Water Supply Line
A minimum 3/4’’ diameter horizontal and vertical water supply line is necessary; a 1’’ diameter line is recommended. Bury the horizontal water supply line 4’ deep or 1’ below the normal frost line depth, whichever is deeper. This will ensure your animals are getting warmer water in the winter and cooler water during the summer. A shut-off valve may be installed under the fountain for easier servicing.
Ritchie Thermal Tubes
For optimum water supply line protection, use Ritchie Thermal Tubes. The tubes are available in 3 lengths and have the most favorable diameters to maintain temperature in the water line.
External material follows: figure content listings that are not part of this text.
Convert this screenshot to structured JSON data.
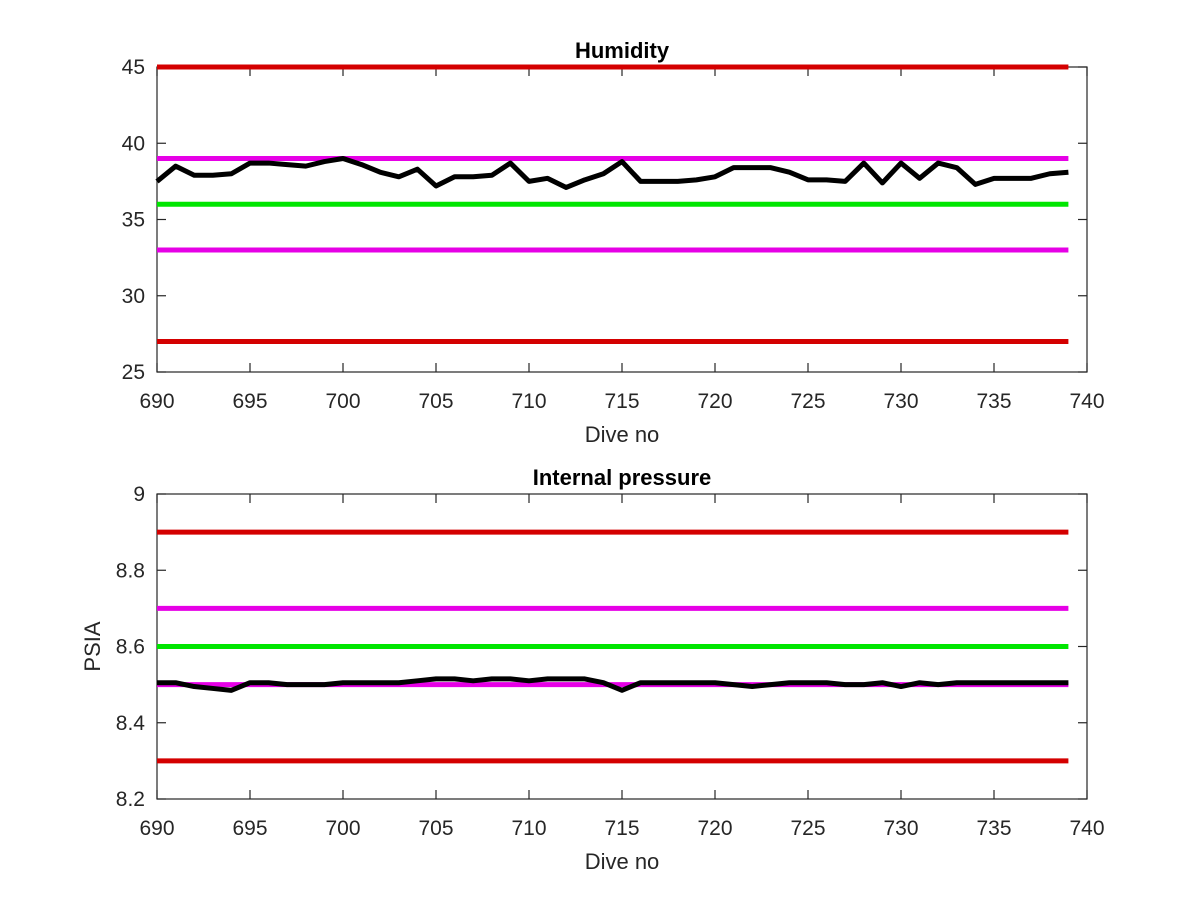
{
  "chart_data": [
    {
      "type": "line",
      "title": "Humidity",
      "xlabel": "Dive no",
      "ylabel": "",
      "xlim": [
        690,
        740
      ],
      "ylim": [
        25,
        45
      ],
      "xticks": [
        "690",
        "695",
        "700",
        "705",
        "710",
        "715",
        "720",
        "725",
        "730",
        "735",
        "740"
      ],
      "yticks": [
        "25",
        "30",
        "35",
        "40",
        "45"
      ],
      "grid": false,
      "reference_lines": [
        {
          "y": 45,
          "color": "#d40000"
        },
        {
          "y": 39,
          "color": "#e600e6"
        },
        {
          "y": 36,
          "color": "#00e600"
        },
        {
          "y": 33,
          "color": "#e600e6"
        },
        {
          "y": 27,
          "color": "#d40000"
        }
      ],
      "series": [
        {
          "color": "#000000",
          "x": [
            690,
            691,
            692,
            693,
            694,
            695,
            696,
            697,
            698,
            699,
            700,
            701,
            702,
            703,
            704,
            705,
            706,
            707,
            708,
            709,
            710,
            711,
            712,
            713,
            714,
            715,
            716,
            717,
            718,
            719,
            720,
            721,
            722,
            723,
            724,
            725,
            726,
            727,
            728,
            729,
            730,
            731,
            732,
            733,
            734,
            735,
            736,
            737,
            738,
            739
          ],
          "y": [
            37.5,
            38.5,
            37.9,
            37.9,
            38.0,
            38.7,
            38.7,
            38.6,
            38.5,
            38.8,
            39.0,
            38.6,
            38.1,
            37.8,
            38.3,
            37.2,
            37.8,
            37.8,
            37.9,
            38.7,
            37.5,
            37.7,
            37.1,
            37.6,
            38.0,
            38.8,
            37.5,
            37.5,
            37.5,
            37.6,
            37.8,
            38.4,
            38.4,
            38.4,
            38.1,
            37.6,
            37.6,
            37.5,
            38.7,
            37.4,
            38.7,
            37.7,
            38.7,
            38.4,
            37.3,
            37.7,
            37.7,
            37.7,
            38.0,
            38.1
          ]
        }
      ]
    },
    {
      "type": "line",
      "title": "Internal pressure",
      "xlabel": "Dive no",
      "ylabel": "PSIA",
      "xlim": [
        690,
        740
      ],
      "ylim": [
        8.2,
        9.0
      ],
      "xticks": [
        "690",
        "695",
        "700",
        "705",
        "710",
        "715",
        "720",
        "725",
        "730",
        "735",
        "740"
      ],
      "yticks": [
        "8.2",
        "8.4",
        "8.6",
        "8.8",
        "9"
      ],
      "grid": false,
      "reference_lines": [
        {
          "y": 8.9,
          "color": "#d40000"
        },
        {
          "y": 8.7,
          "color": "#e600e6"
        },
        {
          "y": 8.6,
          "color": "#00e600"
        },
        {
          "y": 8.5,
          "color": "#e600e6"
        },
        {
          "y": 8.3,
          "color": "#d40000"
        }
      ],
      "series": [
        {
          "color": "#000000",
          "x": [
            690,
            691,
            692,
            693,
            694,
            695,
            696,
            697,
            698,
            699,
            700,
            701,
            702,
            703,
            704,
            705,
            706,
            707,
            708,
            709,
            710,
            711,
            712,
            713,
            714,
            715,
            716,
            717,
            718,
            719,
            720,
            721,
            722,
            723,
            724,
            725,
            726,
            727,
            728,
            729,
            730,
            731,
            732,
            733,
            734,
            735,
            736,
            737,
            738,
            739
          ],
          "y": [
            8.505,
            8.505,
            8.495,
            8.49,
            8.485,
            8.505,
            8.505,
            8.5,
            8.5,
            8.5,
            8.505,
            8.505,
            8.505,
            8.505,
            8.51,
            8.515,
            8.515,
            8.51,
            8.515,
            8.515,
            8.51,
            8.515,
            8.515,
            8.515,
            8.505,
            8.485,
            8.505,
            8.505,
            8.505,
            8.505,
            8.505,
            8.5,
            8.495,
            8.5,
            8.505,
            8.505,
            8.505,
            8.5,
            8.5,
            8.505,
            8.495,
            8.505,
            8.5,
            8.505,
            8.505,
            8.505,
            8.505,
            8.505,
            8.505,
            8.505
          ]
        }
      ]
    }
  ]
}
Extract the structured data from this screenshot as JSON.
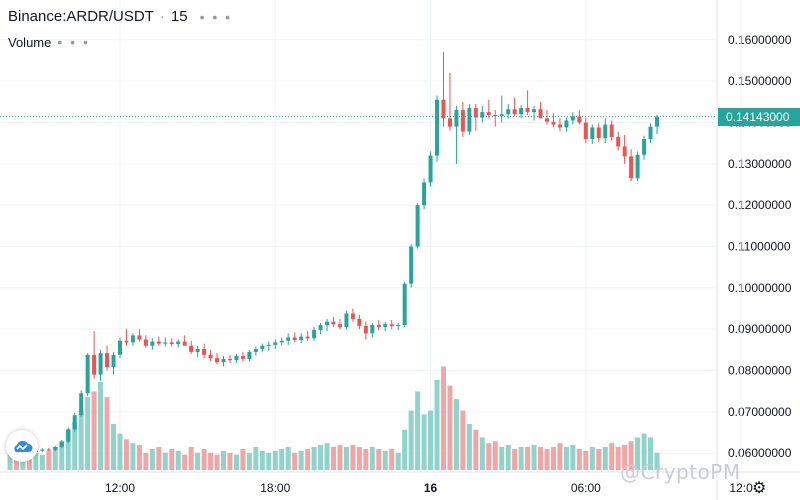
{
  "header": {
    "symbol": "Binance:ARDR/USDT",
    "interval": "15",
    "more_dots": "• • •"
  },
  "volume_pane": {
    "label": "Volume",
    "more_dots": "• • •"
  },
  "current_price": {
    "label": "0.14143000",
    "color": "#26a69a"
  },
  "watermark": "@CryptoPM",
  "icons": {
    "logo": "tradingview-cloud-icon",
    "settings": "gear-icon"
  },
  "colors": {
    "up": "#26a69a",
    "down": "#ef5350",
    "vol_up": "#8fd3cb",
    "vol_down": "#f2a5a5",
    "grid": "#f0f3fa",
    "axis_text": "#131722"
  },
  "chart_data": {
    "type": "candlestick",
    "y_axis": {
      "ticks": [
        "0.16000000",
        "0.15000000",
        "0.14000000",
        "0.13000000",
        "0.12000000",
        "0.11000000",
        "0.10000000",
        "0.09000000",
        "0.08000000",
        "0.07000000",
        "0.06000000"
      ],
      "range": [
        0.054,
        0.166
      ]
    },
    "x_axis": {
      "ticks": [
        {
          "label": "12:00",
          "bar": 17
        },
        {
          "label": "18:00",
          "bar": 41
        },
        {
          "label": "16",
          "bar": 65
        },
        {
          "label": "06:00",
          "bar": 89
        },
        {
          "label": "12:0",
          "bar": 113
        }
      ]
    },
    "candles": [
      [
        0.0598,
        0.0604,
        0.0596,
        0.0602
      ],
      [
        0.0602,
        0.0606,
        0.0598,
        0.06
      ],
      [
        0.06,
        0.0608,
        0.0598,
        0.0604
      ],
      [
        0.0604,
        0.0609,
        0.0601,
        0.0603
      ],
      [
        0.0603,
        0.061,
        0.06,
        0.0606
      ],
      [
        0.0606,
        0.0612,
        0.0603,
        0.0609
      ],
      [
        0.0609,
        0.0613,
        0.0605,
        0.0608
      ],
      [
        0.0608,
        0.0618,
        0.0605,
        0.0615
      ],
      [
        0.0615,
        0.0632,
        0.0612,
        0.0628
      ],
      [
        0.0628,
        0.0662,
        0.0625,
        0.0658
      ],
      [
        0.0658,
        0.0698,
        0.0652,
        0.0692
      ],
      [
        0.0692,
        0.0752,
        0.0688,
        0.0745
      ],
      [
        0.0745,
        0.0842,
        0.0738,
        0.0838
      ],
      [
        0.0838,
        0.0895,
        0.078,
        0.079
      ],
      [
        0.079,
        0.085,
        0.0775,
        0.0842
      ],
      [
        0.0842,
        0.086,
        0.08,
        0.0808
      ],
      [
        0.0808,
        0.0845,
        0.079,
        0.0838
      ],
      [
        0.0838,
        0.088,
        0.083,
        0.0872
      ],
      [
        0.0872,
        0.09,
        0.086,
        0.0868
      ],
      [
        0.0868,
        0.089,
        0.086,
        0.0885
      ],
      [
        0.0885,
        0.09,
        0.087,
        0.0875
      ],
      [
        0.0875,
        0.0885,
        0.0855,
        0.086
      ],
      [
        0.086,
        0.0878,
        0.085,
        0.087
      ],
      [
        0.087,
        0.0882,
        0.086,
        0.0865
      ],
      [
        0.0865,
        0.088,
        0.0858,
        0.0868
      ],
      [
        0.0868,
        0.0878,
        0.0858,
        0.0864
      ],
      [
        0.0864,
        0.0875,
        0.0856,
        0.087
      ],
      [
        0.087,
        0.0885,
        0.0862,
        0.086
      ],
      [
        0.086,
        0.0872,
        0.084,
        0.0845
      ],
      [
        0.0845,
        0.086,
        0.0832,
        0.0852
      ],
      [
        0.0852,
        0.0865,
        0.083,
        0.0838
      ],
      [
        0.0838,
        0.085,
        0.0822,
        0.083
      ],
      [
        0.083,
        0.0842,
        0.0815,
        0.082
      ],
      [
        0.082,
        0.0835,
        0.081,
        0.0828
      ],
      [
        0.0828,
        0.0838,
        0.0818,
        0.0825
      ],
      [
        0.0825,
        0.084,
        0.0818,
        0.0835
      ],
      [
        0.0835,
        0.0845,
        0.0822,
        0.0828
      ],
      [
        0.0828,
        0.085,
        0.0822,
        0.0845
      ],
      [
        0.0845,
        0.0858,
        0.0836,
        0.0852
      ],
      [
        0.0852,
        0.0865,
        0.0845,
        0.086
      ],
      [
        0.086,
        0.087,
        0.0848,
        0.0862
      ],
      [
        0.0862,
        0.0875,
        0.0852,
        0.0868
      ],
      [
        0.0868,
        0.088,
        0.086,
        0.0872
      ],
      [
        0.0872,
        0.089,
        0.0862,
        0.088
      ],
      [
        0.088,
        0.0892,
        0.0868,
        0.0874
      ],
      [
        0.0874,
        0.089,
        0.0866,
        0.0882
      ],
      [
        0.0882,
        0.0895,
        0.0872,
        0.0878
      ],
      [
        0.0878,
        0.0905,
        0.0872,
        0.0898
      ],
      [
        0.0898,
        0.0915,
        0.0888,
        0.091
      ],
      [
        0.091,
        0.0925,
        0.0895,
        0.0918
      ],
      [
        0.0918,
        0.093,
        0.0905,
        0.0912
      ],
      [
        0.0912,
        0.0925,
        0.09,
        0.0905
      ],
      [
        0.0905,
        0.0945,
        0.09,
        0.0938
      ],
      [
        0.0938,
        0.095,
        0.0918,
        0.0925
      ],
      [
        0.0925,
        0.0935,
        0.09,
        0.0908
      ],
      [
        0.0908,
        0.0918,
        0.0875,
        0.089
      ],
      [
        0.089,
        0.0915,
        0.088,
        0.091
      ],
      [
        0.091,
        0.0922,
        0.0898,
        0.0905
      ],
      [
        0.0905,
        0.0918,
        0.0895,
        0.0912
      ],
      [
        0.0912,
        0.0922,
        0.09,
        0.0908
      ],
      [
        0.0908,
        0.0915,
        0.0898,
        0.091
      ],
      [
        0.091,
        0.1015,
        0.0905,
        0.101
      ],
      [
        0.101,
        0.1105,
        0.1,
        0.11
      ],
      [
        0.11,
        0.1205,
        0.1095,
        0.12
      ],
      [
        0.12,
        0.1265,
        0.119,
        0.1255
      ],
      [
        0.1255,
        0.133,
        0.1245,
        0.132
      ],
      [
        0.132,
        0.1465,
        0.1305,
        0.1455
      ],
      [
        0.1455,
        0.157,
        0.139,
        0.141
      ],
      [
        0.141,
        0.152,
        0.138,
        0.139
      ],
      [
        0.139,
        0.144,
        0.13,
        0.143
      ],
      [
        0.143,
        0.145,
        0.1365,
        0.1378
      ],
      [
        0.1378,
        0.1445,
        0.137,
        0.1435
      ],
      [
        0.1435,
        0.1445,
        0.138,
        0.1412
      ],
      [
        0.1412,
        0.144,
        0.14,
        0.1425
      ],
      [
        0.1425,
        0.1455,
        0.141,
        0.1418
      ],
      [
        0.1418,
        0.143,
        0.139,
        0.1415
      ],
      [
        0.1415,
        0.1465,
        0.14,
        0.142
      ],
      [
        0.142,
        0.1445,
        0.141,
        0.1432
      ],
      [
        0.1432,
        0.146,
        0.1415,
        0.142
      ],
      [
        0.142,
        0.1442,
        0.141,
        0.1435
      ],
      [
        0.1435,
        0.1478,
        0.1418,
        0.1425
      ],
      [
        0.1425,
        0.144,
        0.1405,
        0.1432
      ],
      [
        0.1432,
        0.145,
        0.141,
        0.141
      ],
      [
        0.141,
        0.143,
        0.1395,
        0.1402
      ],
      [
        0.1402,
        0.1422,
        0.1388,
        0.1395
      ],
      [
        0.1395,
        0.141,
        0.1378,
        0.1388
      ],
      [
        0.1388,
        0.1412,
        0.1378,
        0.1405
      ],
      [
        0.1405,
        0.1425,
        0.1395,
        0.1415
      ],
      [
        0.1415,
        0.143,
        0.1395,
        0.14
      ],
      [
        0.14,
        0.1412,
        0.135,
        0.136
      ],
      [
        0.136,
        0.1395,
        0.1348,
        0.1388
      ],
      [
        0.1388,
        0.1398,
        0.1352,
        0.1362
      ],
      [
        0.1362,
        0.141,
        0.135,
        0.1395
      ],
      [
        0.1395,
        0.1405,
        0.1355,
        0.1365
      ],
      [
        0.1365,
        0.1378,
        0.1332,
        0.1342
      ],
      [
        0.1342,
        0.137,
        0.13,
        0.1318
      ],
      [
        0.1318,
        0.1335,
        0.1258,
        0.1265
      ],
      [
        0.1265,
        0.133,
        0.1258,
        0.1322
      ],
      [
        0.1322,
        0.1368,
        0.131,
        0.136
      ],
      [
        0.136,
        0.1398,
        0.135,
        0.139
      ],
      [
        0.139,
        0.1418,
        0.1372,
        0.1414
      ]
    ],
    "volume": {
      "values": [
        8,
        9,
        8,
        7,
        9,
        8,
        10,
        12,
        15,
        21,
        25,
        31,
        38,
        41,
        46,
        38,
        24,
        19,
        16,
        14,
        13,
        9,
        11,
        12,
        9,
        11,
        10,
        8,
        12,
        9,
        11,
        9,
        8,
        10,
        9,
        8,
        11,
        9,
        12,
        10,
        9,
        10,
        11,
        12,
        9,
        10,
        11,
        12,
        13,
        14,
        12,
        13,
        12,
        13,
        12,
        11,
        12,
        11,
        10,
        11,
        9,
        21,
        31,
        41,
        29,
        31,
        47,
        54,
        44,
        37,
        31,
        24,
        21,
        17,
        14,
        15,
        12,
        13,
        11,
        12,
        12,
        13,
        12,
        11,
        12,
        14,
        12,
        13,
        11,
        10,
        12,
        11,
        12,
        14,
        12,
        13,
        15,
        17,
        19,
        17,
        9
      ],
      "max": 60
    }
  }
}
Center the vertical water supply line in the tubes. Do not add insulation inside the tubes as it provides a path for frost. The tubes should reach at least 1’ below the normal frost line.
The electrical installation should be made and maintained by a qualified electrician conforming to national and local codes. A means for disconnection must be incorporated in the fixed wiring in accordance with the wiring rules.
Pour a concrete mounting platform that provides a 4-6’’ thick step 18” around the perimeter of the unit. An additional concrete extension all around and sloping away from the unit may be poured for improved footing and to aid in proper drainage. The platform must be level for the best operation of the fountain. For larger operations it is recommended to pour a concrete pad large enough for the drinking animal to stand on completely.
Fasten fountain to the concrete mounting platform with stainless steel anchor bolts using all anchor locations provided on the fountain. Use the actual fountain being installed as the template for anchor bolt location.
Install grounding rod according to National/Local electrical code where livestock waterers are installed in feedlots and open feeding areas. Ground the waterers with a separate stranded copper grounding conductor of at least no.6 AWG. The installation of an equipotential plane is required by NEC in newly constructed livestock confinement areas. Most states have adopted the NEC, check with state electrical inspector for any questions.